When Building Codes Shouldn't Matter To A Home Inspector
Every real estate agent knows that building codes exist, but they hate to see terms like “not up to code”, “code violation” and others appear in an inspection report, no matter on which side of a transaction they happen to be representing. Since older pre-owned homes are not judged by the same codes and standards as newly-constructed homes, they can be unfairly charged
The term “not up to code” is frequently expressed by home inspectors and using it carelessly can begin a battle between all parties for which there is no good answer. Especially so, if it was unnecessary.
Whenever a condition is addressed as a code violation, it immediately becomes an offense. The seller becomes the offender and images of a City Code enforcer, penalties and fines come to mind; none of which may be true. Too often, the term is used freely and at times, simply to dramatize a condition for leverage, or simply to end the discussion.
All inspectors are familiar with building codes; it’s part of our training and an even bigger part of our continuing education. A licensed Texas home inspector is required to explain the hazards and risks associated with a condition or situation that applies to the scope of the inspection. An inspector is not required to cite it as a “code violation”, even to strengthen his assertion. In fact, no such citation is warranted if the issue is explained and reported correctly.
Whenever any condition or defect is identified as a “code violation” the charge is not only a disservice to the principal parties involved in the sale of the home, but if the inspector is not an Official with authority to issue citations, it is a contradiction.

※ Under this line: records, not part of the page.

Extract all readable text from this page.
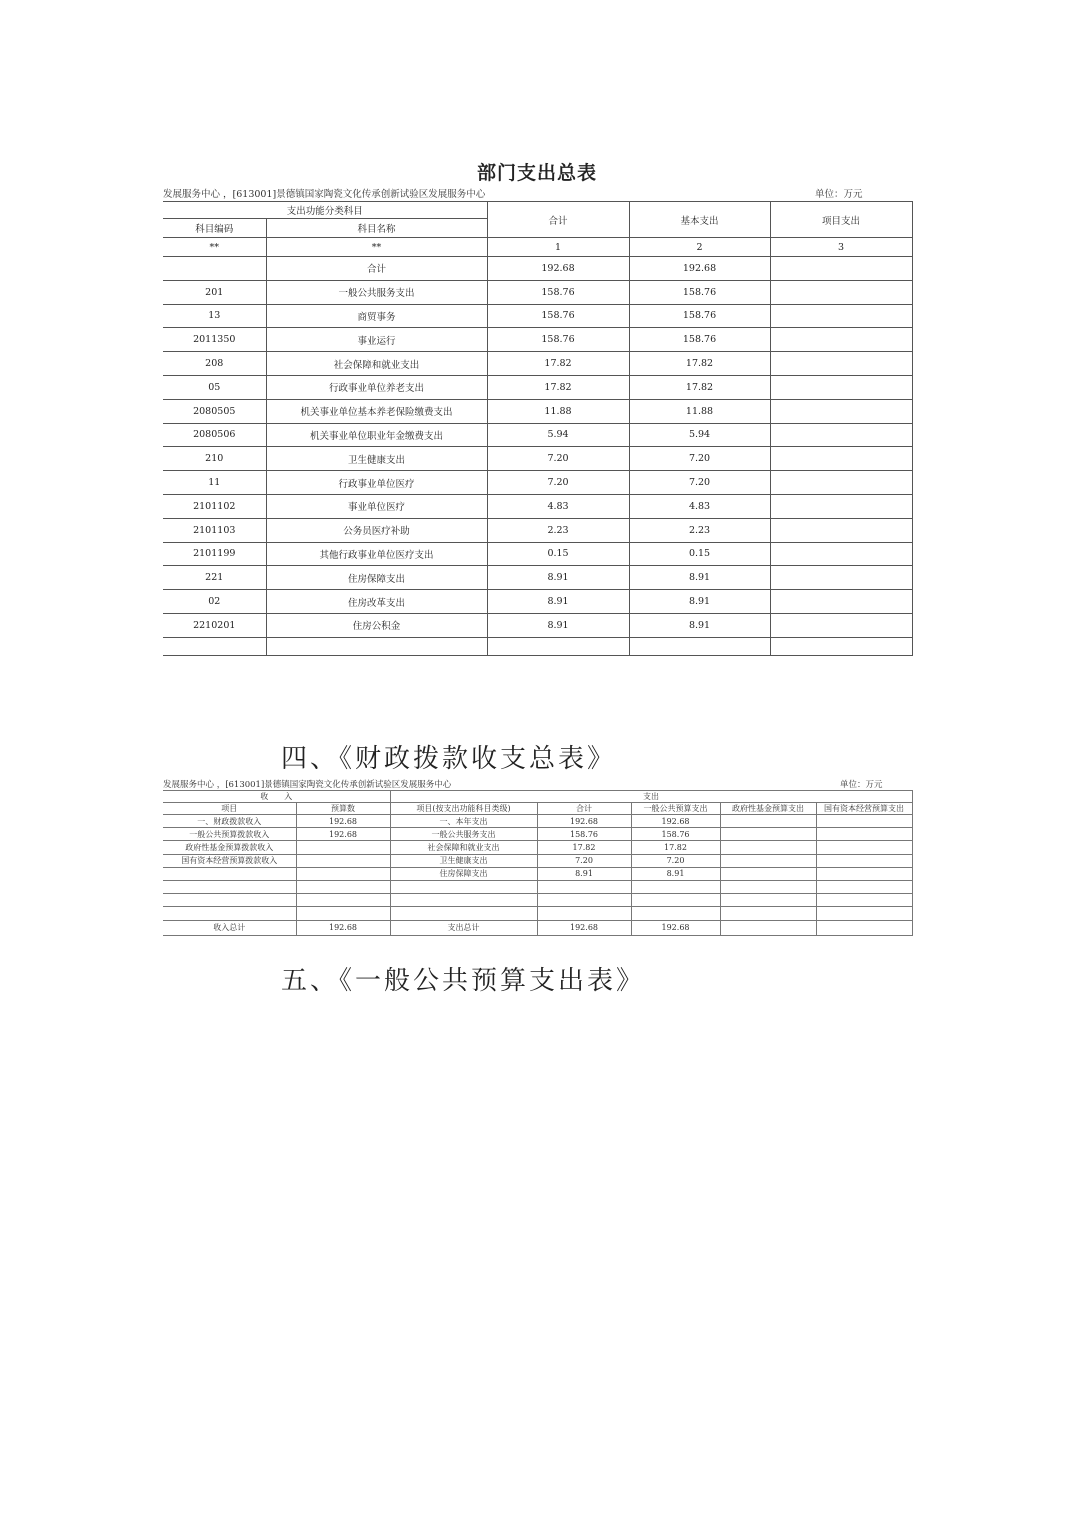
部门支出总表
发展服务中心 ，[613001]景德镇国家陶瓷文化传承创新试验区发展服务中心	单位：万元
支出功能分类科目		合计	基本支出	项目支出
科目编码	科目名称			
**	**	1	2	3
	合计	192.68	192.68	
201	一般公共服务支出	158.76	158.76	
13	商贸事务	158.76	158.76	
2011350	事业运行	158.76	158.76	
208	社会保障和就业支出	17.82	17.82	
05	行政事业单位养老支出	17.82	17.82	
2080505	机关事业单位基本养老保险缴费支出	11.88	11.88	
2080506	机关事业单位职业年金缴费支出	5.94	5.94	
210	卫生健康支出	7.20	7.20	
11	行政事业单位医疗	7.20	7.20	
2101102	事业单位医疗	4.83	4.83	
2101103	公务员医疗补助	2.23	2.23	
2101199	其他行政事业单位医疗支出	0.15	0.15	
221	住房保障支出	8.91	8.91	
02	住房改革支出	8.91	8.91	
2210201	住房公积金	8.91	8.91	

四、《财政拨款收支总表》
发展服务中心 ，[613001]景德镇国家陶瓷文化传承创新试验区发展服务中心	单位：万元
收　　入		支出				
项目	预算数	项目(按支出功能科目类级)	合计	一般公共预算支出	政府性基金预算支出	国有资本经营预算支出
一、财政拨款收入	192.68	一、本年支出	192.68	192.68		
一般公共预算拨款收入	192.68	一般公共服务支出	158.76	158.76		
政府性基金预算拨款收入		社会保障和就业支出	17.82	17.82		
国有资本经营预算拨款收入		卫生健康支出	7.20	7.20		
		住房保障支出	8.91	8.91		

收入总计	192.68	支出总计	192.68	192.68		
五、《一般公共预算支出表》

When I became a home inspector in 1985, it was made clear to me the home inspectors are not officials. We have no “Official” title and most of all, we have no authority. We rely strictly upon our experience and training,
The Texas Real Estate Commission awards no authority to home inspectors or appraisers, to quote (or mis-quote) building codes to their clients. Those assertions, when they appear, are self-ordained. They originate and reside in the mind of the inspector.

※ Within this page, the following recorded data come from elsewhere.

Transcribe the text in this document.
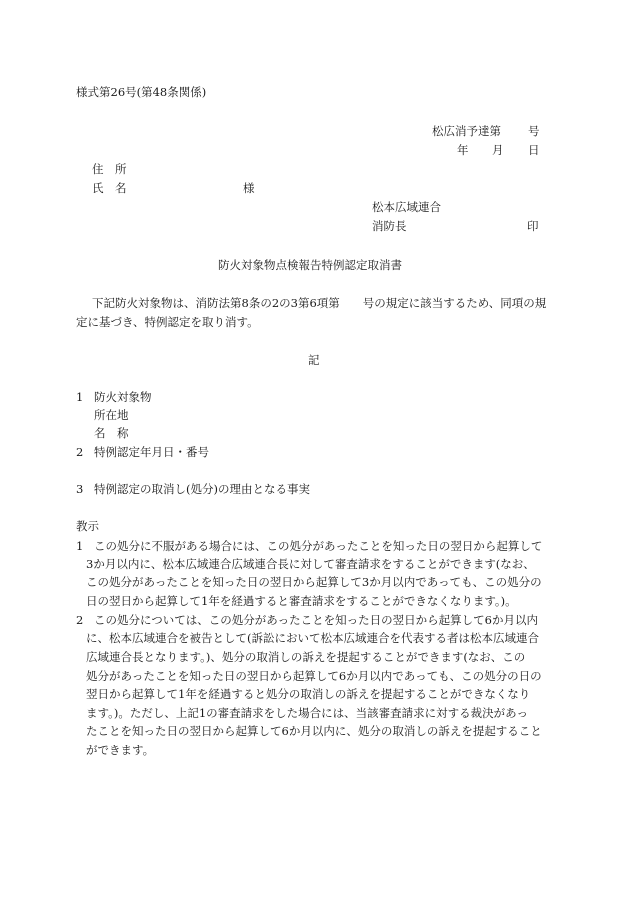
様式第26号(第48条関係)
松広消予達第 号
年 月 日
住　所
氏　名	様
松本広域連合
消防長	印
防火対象物点検報告特例認定取消書
下記防火対象物は、消防法第8条の2の3第6項第　　号の規定に該当するため、同項の規
定に基づき、特例認定を取り消す。
記
1 防火対象物
所在地
名　称
2 特例認定年月日・番号
3 特例認定の取消し(処分)の理由となる事実
教示
1 この処分に不服がある場合には、この処分があったことを知った日の翌日から起算して
3か月以内に、松本広域連合広域連合長に対して審査請求をすることができます(なお、
この処分があったことを知った日の翌日から起算して3か月以内であっても、この処分の
日の翌日から起算して1年を経過すると審査請求をすることができなくなります。)。
2 この処分については、この処分があったことを知った日の翌日から起算して6か月以内
に、松本広域連合を被告として(訴訟において松本広域連合を代表する者は松本広域連合
広域連合長となります。)、処分の取消しの訴えを提起することができます(なお、この
処分があったことを知った日の翌日から起算して6か月以内であっても、この処分の日の
翌日から起算して1年を経過すると処分の取消しの訴えを提起することができなくなり
ます。)。ただし、上記1の審査請求をした場合には、当該審査請求に対する裁決があっ
たことを知った日の翌日から起算して6か月以内に、処分の取消しの訴えを提起すること
ができます。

For three decades, I have made the following assertion very clear in my reports.
“A code violation can be declared or enforced by a Code Enforcement Official only.”
If an inspector recognizes a hazard during an inspection, it is just as simple for them to illustrate the risk (or consequences) so that the client is aware of the condition without asserting an authority that they do not possess. It is better to explain the unintended consequences or the risk that may arise from ignoring the condition.
Occasionally a client will ask, “Isn’t that a code violation?” My response will depend upon the importance of the condition. “It’s a deviation from the building code (or a departure from today’s building standards or codes), or it is simply not safe. It is not a code violation unless a code enforcement official issues a citation.”
“What is more important is………..(fill in the blank……).”
Calling out a single code departure as a “violation” could imply that everything else in the home that I did not report or define that way, is “up-to-code”, which couldn’t be more wrong.